Wednesday, January 4, 2017

A New Year and next JSAT version

Happy new year everyone! I'm recovering from surgery nicely, and hoping to start the new year with a more upward trend on matters related to my health. This has really slowed down a lot of my plans for JSAT, but I hope it still be useful to everyone. I'm going to prepare a release of the current changes, which may be of interest to some. I added two new SVM classes, one called SVMnoBias, which is useful for most kernels (it has to be normalized, which the RBF kernel and similar friends are) people are interested in. This new SVM class is faster than the PlattSMO one, and used to implement the Divide and Conquer SVM solver, which is supposed to be very fast despite being an approximation when using early stopping (which is the default). I haven't tested this on any super large datasets yet, but initial results looked promising.

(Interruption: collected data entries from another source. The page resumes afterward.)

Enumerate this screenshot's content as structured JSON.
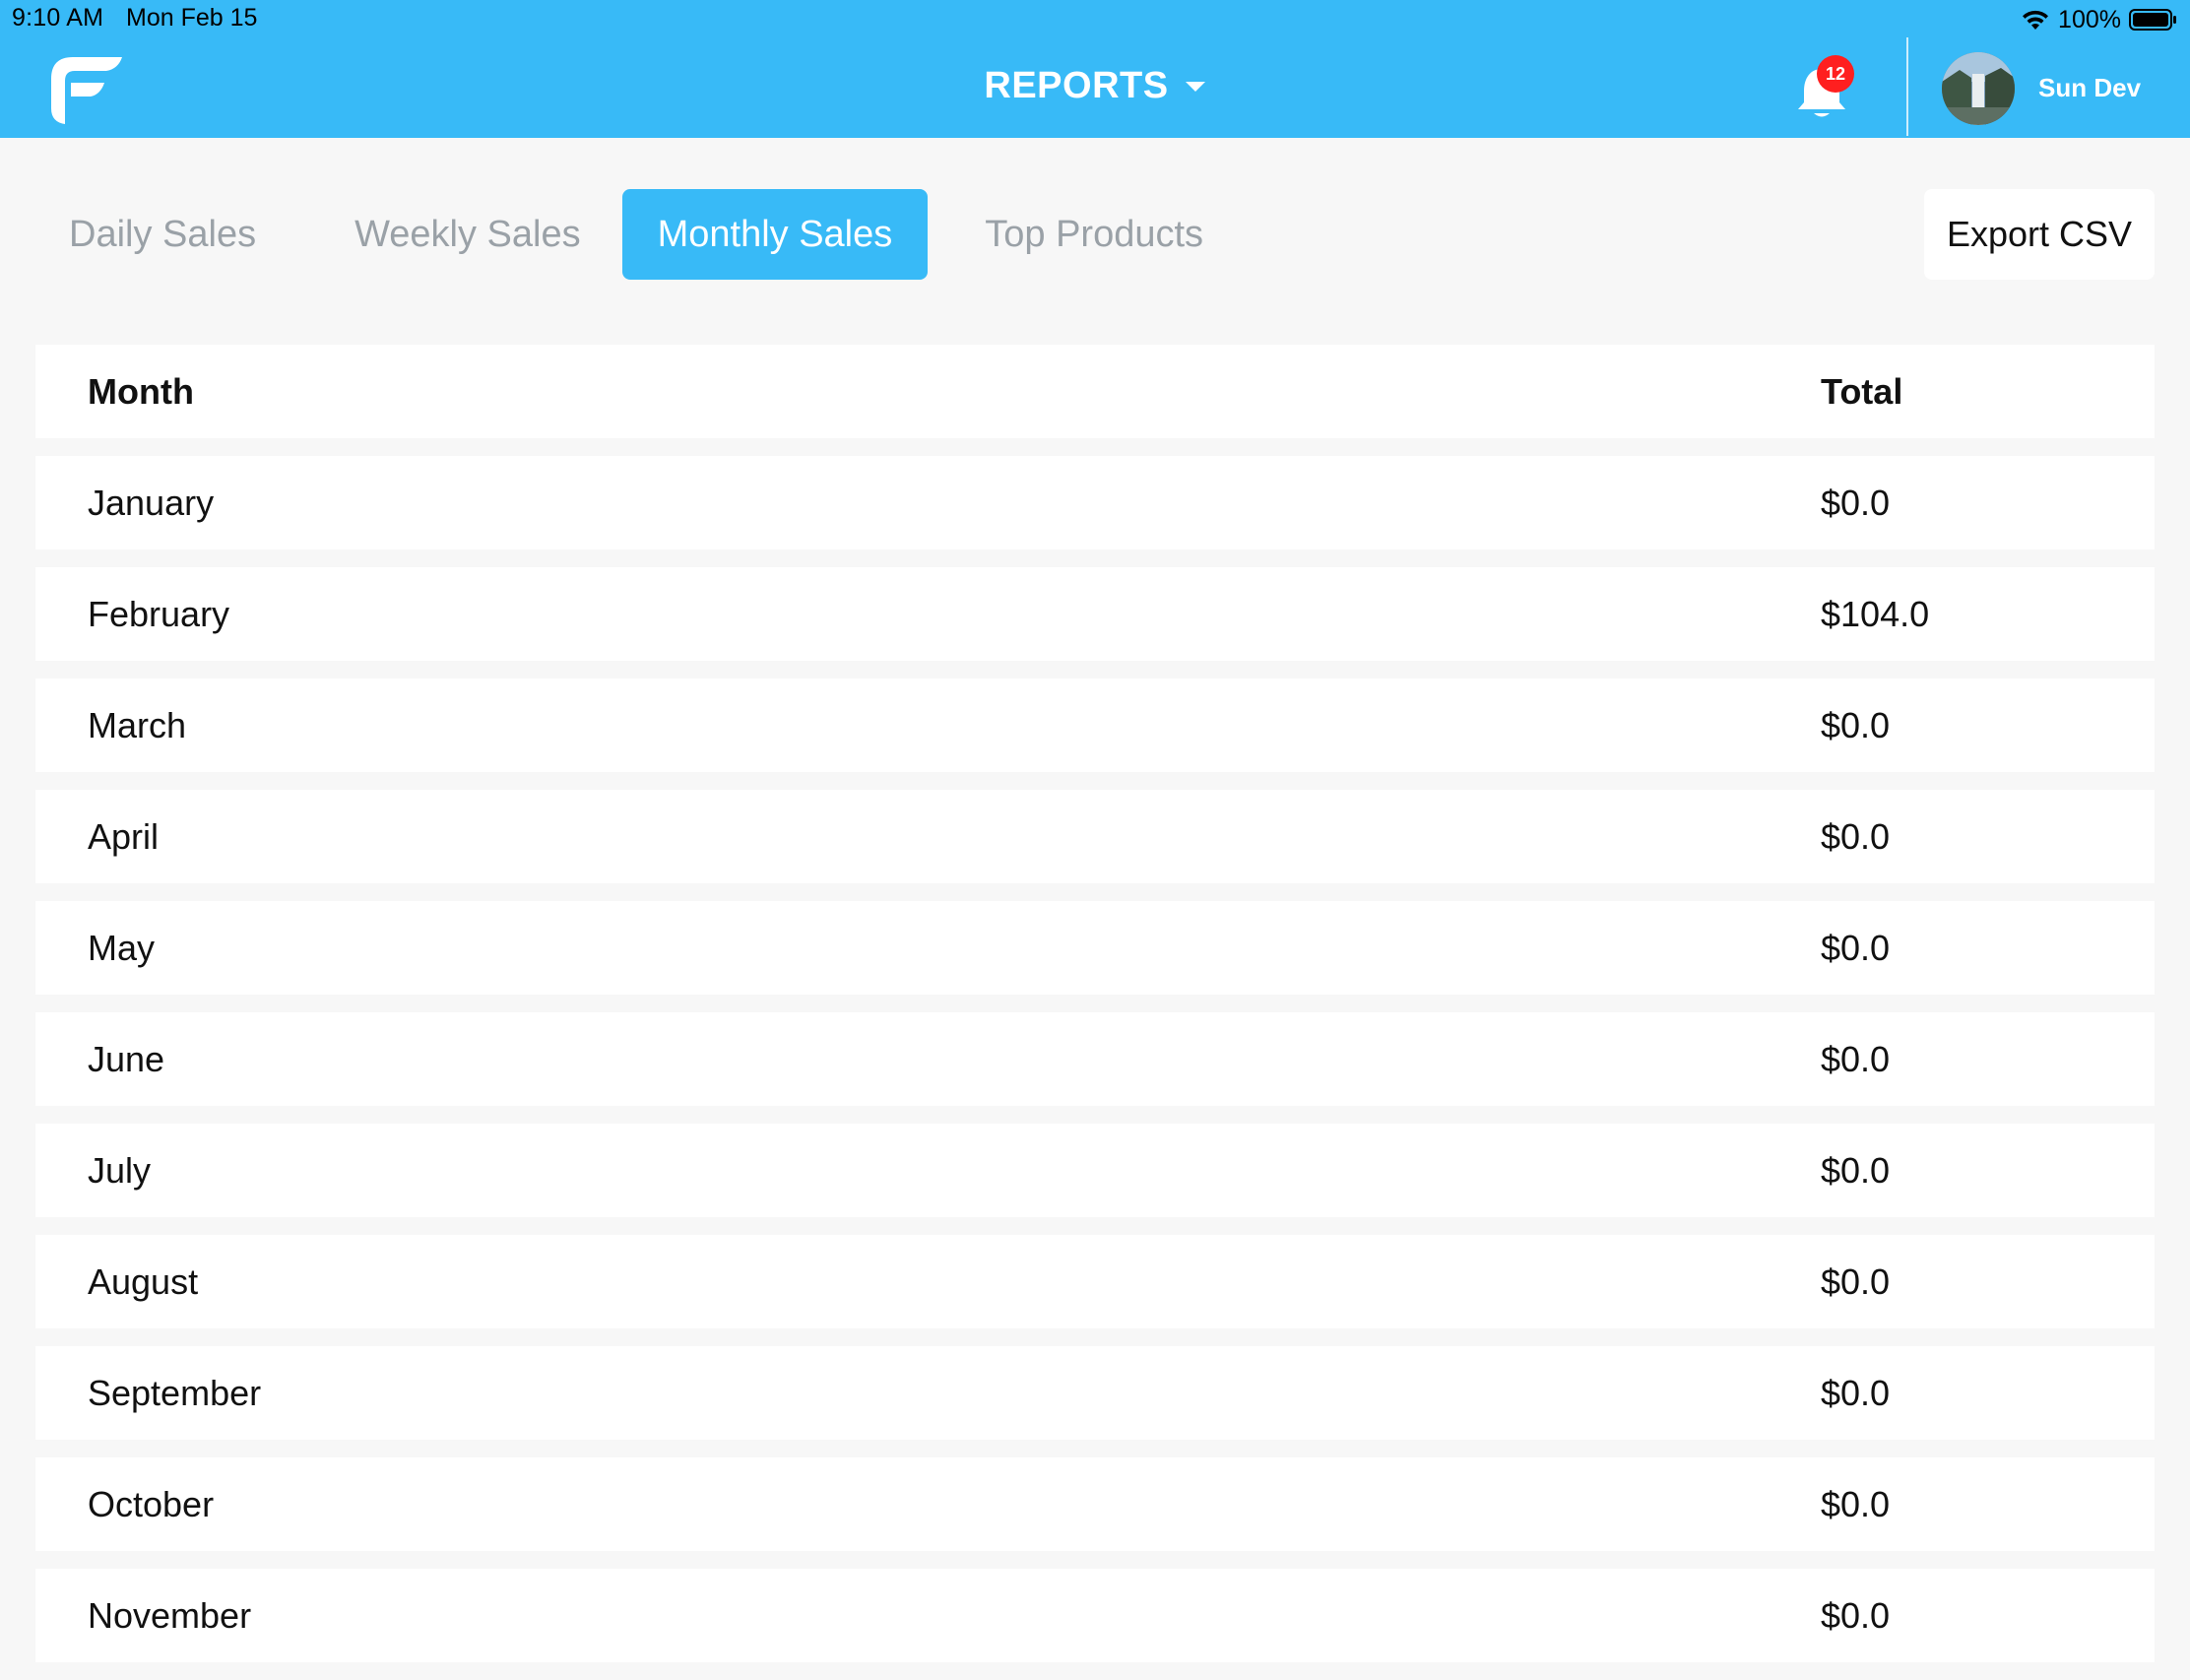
{
  "status_bar": {
    "time": "9:10 AM",
    "date": "Mon Feb 15",
    "battery": "100%"
  },
  "header": {
    "title": "REPORTS",
    "notification_count": "12",
    "user_name": "Sun Dev"
  },
  "tabs": [
    {
      "label": "Daily Sales",
      "active": false
    },
    {
      "label": "Weekly Sales",
      "active": false
    },
    {
      "label": "Monthly Sales",
      "active": true
    },
    {
      "label": "Top Products",
      "active": false
    }
  ],
  "export_label": "Export CSV",
  "table": {
    "columns": [
      "Month",
      "Total"
    ],
    "rows": [
      {
        "month": "January",
        "total": "$0.0"
      },
      {
        "month": "February",
        "total": "$104.0"
      },
      {
        "month": "March",
        "total": "$0.0"
      },
      {
        "month": "April",
        "total": "$0.0"
      },
      {
        "month": "May",
        "total": "$0.0"
      },
      {
        "month": "June",
        "total": "$0.0"
      },
      {
        "month": "July",
        "total": "$0.0"
      },
      {
        "month": "August",
        "total": "$0.0"
      },
      {
        "month": "September",
        "total": "$0.0"
      },
      {
        "month": "October",
        "total": "$0.0"
      },
      {
        "month": "November",
        "total": "$0.0"
      }
    ]
  },
  "colors": {
    "brand": "#38baf7",
    "badge": "#ff1f1f",
    "background": "#f7f7f7"
  }
}
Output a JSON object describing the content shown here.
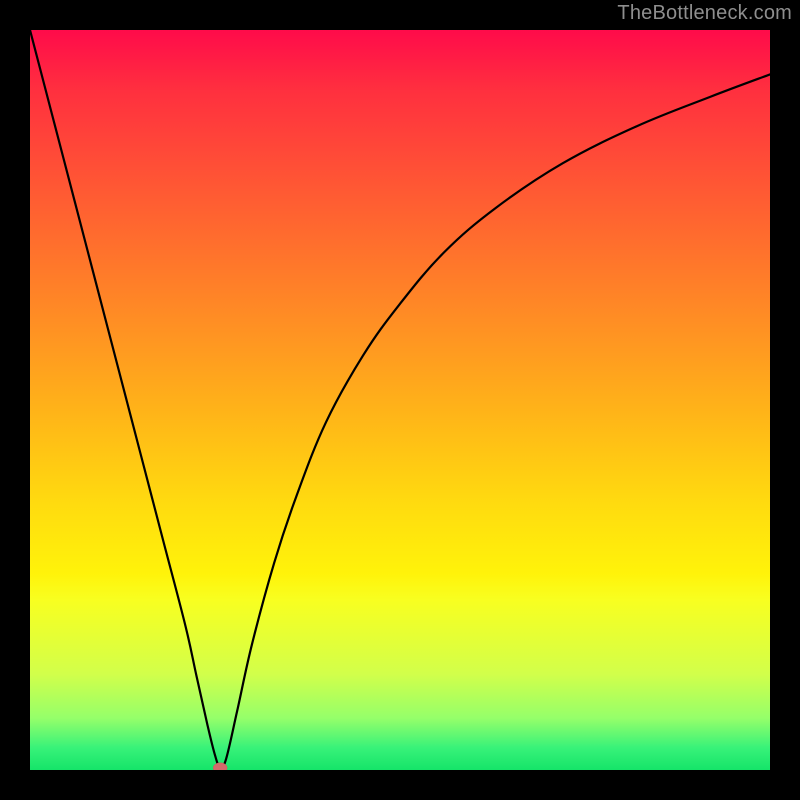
{
  "watermark": "TheBottleneck.com",
  "chart_data": {
    "type": "line",
    "title": "",
    "xlabel": "",
    "ylabel": "",
    "xlim": [
      0,
      100
    ],
    "ylim": [
      0,
      100
    ],
    "grid": false,
    "legend": false,
    "background": {
      "style": "vertical-gradient",
      "stops": [
        {
          "pos": 0,
          "color": "#ff0b4a"
        },
        {
          "pos": 22,
          "color": "#ff5a33"
        },
        {
          "pos": 52,
          "color": "#ffb518"
        },
        {
          "pos": 73,
          "color": "#fff30a"
        },
        {
          "pos": 93,
          "color": "#95ff6a"
        },
        {
          "pos": 100,
          "color": "#15e469"
        }
      ]
    },
    "series": [
      {
        "name": "bottleneck-curve",
        "x": [
          0,
          3,
          6,
          9,
          12,
          15,
          18,
          21,
          22.5,
          24,
          25,
          25.7,
          26.5,
          28,
          30,
          33,
          36,
          40,
          45,
          50,
          56,
          63,
          72,
          82,
          92,
          100
        ],
        "y": [
          100,
          88.5,
          77,
          65.5,
          54,
          42.5,
          31,
          19.5,
          12.7,
          6,
          2,
          0.3,
          1.5,
          8,
          17,
          28,
          37,
          47,
          56,
          63,
          70,
          76,
          82,
          87,
          91,
          94
        ],
        "color": "#000000"
      }
    ],
    "marker": {
      "name": "optimum-point",
      "x": 25.7,
      "y": 0.3,
      "shape": "oval",
      "color": "#d36a6b"
    }
  }
}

The Kernel K-Means also got improvements in runtime.

Some of the stuff I'm planning to work on in the near future include a follow up to the AMM, called the Convex Polytope Machine. I'm also hoping to round out some more of the kernel methods, as a few recent papers have proposed some interesting looking approximate feature space algorithms for the RBF kernel that would be a good improvement of the Random Fourier Features currently implemented. I've also received a few requests about Neural Networks in JSAT. While I think there are a lot of much better Neural Network tools out there (especially when it comes to using GPUs), I'm going to go back and add Batch Normalization as a layer option. I've thought about adding convolutions as well, but I think there are too many great tools for that use case. Anything I implement is going to be considerably slower, especially without a GPU, so I'd rather people use other, better, tools instead.

Longer term I'm thinking of putting some of the improvements discussed in the XGBoost paper into JSAT.